Unexpectedly. Of course.
Manufacturing in the U.S. unexpectedly contracted for a second month in July, showing a mainstay of the economy was struggling to improve as global economies weakened.
The Institute for Supply Management’s factory index was little changed at 49.8 last month from 49.7 in June. Fifty marks the dividing line between expansion and contraction. Economists surveyed by Bloomberg News projected a reading of 50.2, according to the median estimate.
Despite all indications prior to this, they still insist this is unexpected.
Regional reports for last month indicated U.S. manufacturing was sputtering.

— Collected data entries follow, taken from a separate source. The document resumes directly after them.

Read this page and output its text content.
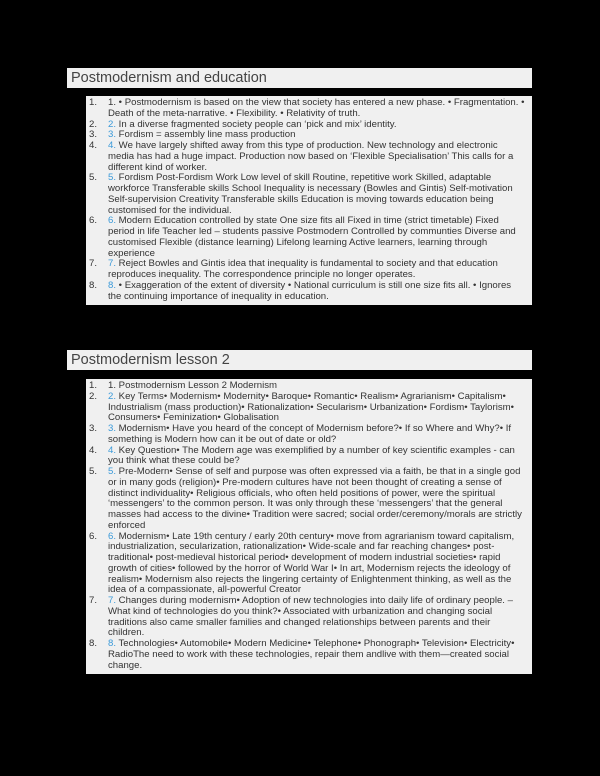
Postmodernism and education
1. 1. • Postmodernism is based on the view that society has entered a new phase. • Fragmentation. • Death of the meta-narrative. • Flexibility. • Relativity of truth.
2. 2. In a diverse fragmented society people can ‘pick and mix’ identity.
3. 3. Fordism = assembly line mass production
4. 4. We have largely shifted away from this type of production. New technology and electronic media has had a huge impact. Production now based on ‘Flexible Specialisation’ This calls for a different kind of worker.
5. 5. Fordism Post-Fordism Work Low level of skill Routine, repetitive work Skilled, adaptable workforce Transferable skills School Inequality is necessary (Bowles and Gintis) Self-motivation Self-supervision Creativity Transferable skills Education is moving towards education being customised for the individual.
6. 6. Modern Education controlled by state One size fits all Fixed in time (strict timetable) Fixed period in life Teacher led – students passive Postmodern Controlled by communties Diverse and customised Flexible (distance learning) Lifelong learning Active learners, learning through experience
7. 7. Reject Bowles and Gintis idea that inequality is fundamental to society and that education reproduces inequality. The correspondence principle no longer operates.
8. 8. • Exaggeration of the extent of diversity • National curriculum is still one size fits all. • Ignores the continuing importance of inequality in education.
Postmodernism lesson 2
1. 1. Postmodernism Lesson 2 Modernism
2. 2. Key Terms• Modernism• Modernity• Baroque• Romantic• Realism• Agrarianism• Capitalism• Industrialism (mass production)• Rationalization• Secularism• Urbanization• Fordism• Taylorism• Consumers• Feminization• Globalisation
3. 3. Modernism• Have you heard of the concept of Modernism before?• If so Where and Why?• If something is Modern how can it be out of date or old?
4. 4. Key Question• The Modern age was exemplified by a number of key scientific examples - can you think what these could be?
5. 5. Pre-Modern• Sense of self and purpose was often expressed via a faith, be that in a single god or in many gods (religion)• Pre-modern cultures have not been thought of creating a sense of distinct individuality• Religious officials, who often held positions of power, were the spiritual ‘messengers’ to the common person. It was only through these ‘messengers’ that the general masses had access to the divine• Tradition were sacred; social order/ceremony/morals are strictly enforced
6. 6. Modernism• Late 19th century / early 20th century• move from agrarianism toward capitalism, industrialization, secularization, rationalization• Wide-scale and far reaching changes• post-traditional• post-medieval historical period• development of modern industrial societies• rapid growth of cities• followed by the horror of World War I• In art, Modernism rejects the ideology of realism• Modernism also rejects the lingering certainty of Enlightenment thinking, as well as the idea of a compassionate, all-powerful Creator
7. 7. Changes during modernism• Adoption of new technologies into daily life of ordinary people. – What kind of technologies do you think?• Associated with urbanization and changing social traditions also came smaller families and changed relationships between parents and their children.
8. 8. Technologies• Automobile• Modern Medicine• Telephone• Phonograph• Television• Electricity• RadioThe need to work with these technologies, repair them andlive with them—created social change.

A measure of manufacturing around Milwaukee, Wisconsin, shrank in July for the first time in three years. A gauge of Cincinnati, Ohio-area factories declined to the lowest level since October 2009. Reports from factories in Dallas and Richmond, Virginia, also showed contraction.
So why is this unexpected?
You know what else is unexpected? The depression we appear to be in (via John E.).
If you don’t want to call this epidemic of rising poverty an invisible depression, call it the golden age of unemployment. Today’s laid-off workers can collect unemployment benefits for up to 99 weeks, staying off the public’s radar as an economic distress signal. Over that time, they often lose confidence, their skills degrade, and they can slip into the ranks of America’s chronically unemployed — where they no longer will be counted in the nation’s official unemployment rate, now at 8.2%.
What are the societal effects of millions of people sidelined for so many years on end? College graduates, looking to launch careers, end up working at Starbucks. Middle-aged professionals apply to temp agencies for gigs they once considered beneath themselves. The nearly retired simply retire early. Even if we could return to full employment tomorrow, the drag of all these idled lives could affect generations.
The tragic part of all this is it’s by design.